We know we are in the time of the freelancer and the gig economy, but how much do you actually make when you are essentially working from job to job? Or perhaps the better question is how much should you be charging for your work? “We hear from freelancers all the time who don’t have access to real market data to help them determine what they should be charging, and as a result, end up underpaid for their expertise,” said Mike McDerment, the co-founder and CEO of FreshBooks. FreshBooks put together a 2018 Earnings Index for freelancers that revealed the median hourly rates for creative self-employed professionals, therefore, providing us with the highest (and lowest) paying freelance jobs.
Here are the top paying jobs:
- INTERIOR DESIGNER/DECORATOR ($75)
- MARKETER ($75)
- WEB DESIGNER ($65)
- GRAPHIC DESIGNER/ILLUSTRATOR ($61)
- PHOTOGRAPHER/VIDEOGRAPHER ($55)
- WRITER/EDITOR ($55)
Interestingly, some of these jobs when they are freelance are so much higher paying than if you work in these roles full-time for one company. Here are the Lowest Earning Salaried Jobs based on the average U.S. salary per hour.

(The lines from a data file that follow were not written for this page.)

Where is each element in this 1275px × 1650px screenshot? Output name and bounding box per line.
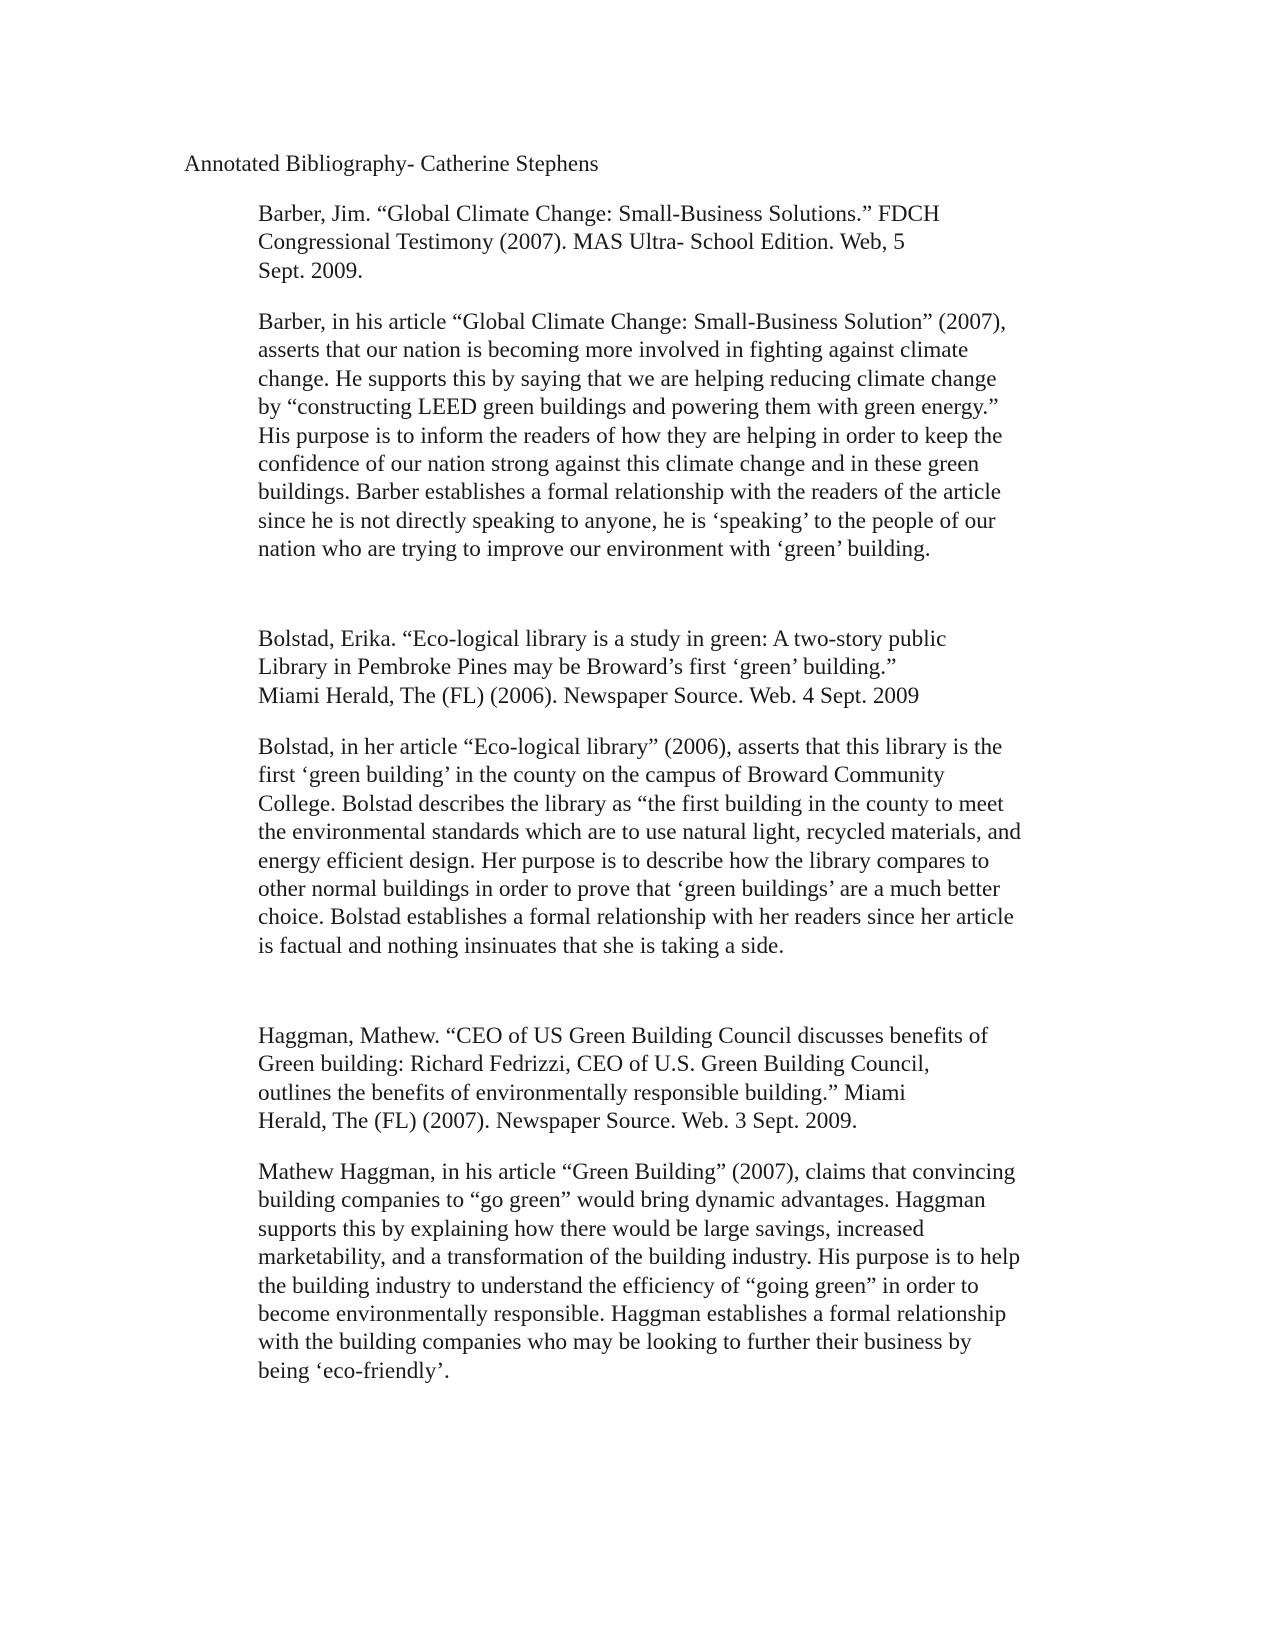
annotation-line: College. Bolstad describes the library as “the first building in the county to meet [258, 790, 1004, 817]
annotation-line: buildings. Barber establishes a formal relationship with the readers of the article [258, 479, 1002, 506]
document-title: Annotated Bibliography- Catherine Stephens [184, 151, 599, 176]
citation-line: Bolstad, Erika. “Eco-logical library is a study in green: A two-story public [258, 626, 947, 652]
citation-line: Green building: Richard Fedrizzi, CEO of U.S. Green Building Council, [258, 1051, 930, 1078]
citation-line: Miami Herald, The (FL) (2006). Newspaper Source. Web. 4 Sept. 2009 [258, 682, 920, 709]
annotation-line: with the building companies who may be looking to further their business by [258, 1329, 972, 1356]
annotation-line: is factual and nothing insinuates that she is taking a side. [258, 932, 785, 959]
annotation-line: since he is not directly speaking to anyone, he is ‘speaking’ to the people of our [258, 507, 996, 534]
annotation-line: energy efficient design. Her purpose is to describe how the library compares to [258, 847, 990, 874]
annotation [258, 308, 1006, 564]
citation-line: Sept. 2009. [258, 257, 363, 284]
annotation-line: other normal buildings in order to prove that ‘green buildings’ are a much better [258, 876, 1000, 903]
bibliography-entry-bolstad [258, 625, 1078, 959]
annotation-line: asserts that our nation is becoming more involved in fighting against climate [258, 337, 969, 364]
annotation-line: marketability, and a transformation of the building industry. His purpose is to help [258, 1244, 1021, 1271]
annotation-line: choice. Bolstad establishes a formal relationship with her readers since her article [258, 904, 1014, 931]
annotation-line: the building industry to understand the efficiency of “going green” in order to [258, 1272, 979, 1299]
annotation-line: Bolstad, in her article “Eco-logical library” (2006), asserts that this library is the [258, 734, 1003, 760]
citation-line: Barber, Jim. “Global Climate Change: Small-Business Solutions.” FDCH [258, 201, 940, 227]
annotation-line: Barber, in his article “Global Climate Change: Small-Business Solution” (2007), [258, 309, 1007, 335]
annotation-line: Mathew Haggman, in his article “Green Building” (2007), claims that convincing [258, 1159, 1016, 1185]
annotation-line: His purpose is to inform the readers of how they are helping in order to keep the [258, 422, 1003, 449]
bibliography-entry-barber [258, 200, 1078, 563]
annotation-line: supports this by explaining how there would be large savings, increased [258, 1215, 925, 1242]
annotation-line: first ‘green building’ in the county on the campus of Broward Community [258, 762, 945, 789]
annotation [258, 1158, 1020, 1385]
citation [258, 1022, 1078, 1136]
annotation-line: building companies to “go green” would bring dynamic advantages. Haggman [258, 1187, 986, 1214]
bibliography-entry-haggman [258, 1022, 1078, 1384]
citation-line: Library in Pembroke Pines may be Broward’s first ‘green’ building.” [258, 654, 897, 681]
annotation-line: change. He supports this by saying that we are helping reducing climate change [258, 365, 997, 392]
annotation-line: become environmentally responsible. Haggman establishes a formal relationship [258, 1301, 1007, 1328]
annotation-line: being ‘eco-friendly’. [258, 1357, 450, 1384]
annotation-line: confidence of our nation strong against this climate change and in these green [258, 451, 980, 478]
citation [258, 200, 1078, 285]
annotation-line: the environmental standards which are to use natural light, recycled materials, and [258, 819, 1021, 846]
citation-line: Haggman, Mathew. “CEO of US Green Building Council discusses benefits of [258, 1023, 989, 1049]
citation-line: Congressional Testimony (2007). MAS Ultra- School Edition. Web, 5 [258, 229, 905, 256]
citation-line: outlines the benefits of environmentally responsible building.” Miami [258, 1079, 906, 1106]
annotation-line: by “constructing LEED green buildings and powering them with green energy.” [258, 394, 999, 421]
citation-line: Herald, The (FL) (2007). Newspaper Source. Web. 3 Sept. 2009. [258, 1108, 858, 1135]
citation [258, 625, 1078, 710]
annotation-line: nation who are trying to improve our environment with ‘green’ building. [258, 536, 931, 563]
annotation [258, 733, 1021, 960]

- GRAPHIC DESIGNER/EDITOR ($20)
- PHOTOGRAPHER/VIDEOGRAPHER ($22)
- INTERIOR DESIGNER/DECORATOR ($22)
- WEB DESIGNER ($23)
- WRITER/EDITOR ($27)
- MARKETER ($30)
The index found that Self-employed creative professionals across fields charge a median rate of $60/hr. Compared to their salaried peers, self-employed creatives bring in more money annually across fields.
In the somewhat surprising news, despite the high cost of living, high concentrations of self-employed creatives choose to live in major U.S. cities like New York even though it is super expensive but these places tend to have the most job opportunities. The study found that opportunities outweigh high rent prices in Seattle, San Francisco, Los Angeles, Austin, Chicago and New York as these are the top cities for freelancers. And more amazingly, creatives in NY have the most disposable income, earning $75,600/year and paying $43,500 in cost-of-living, followed by Austin ($54,000 annual income, $29,900 in cost-of-living), then Seattle ($56,800 annual income, #32,100 in cost-of-living.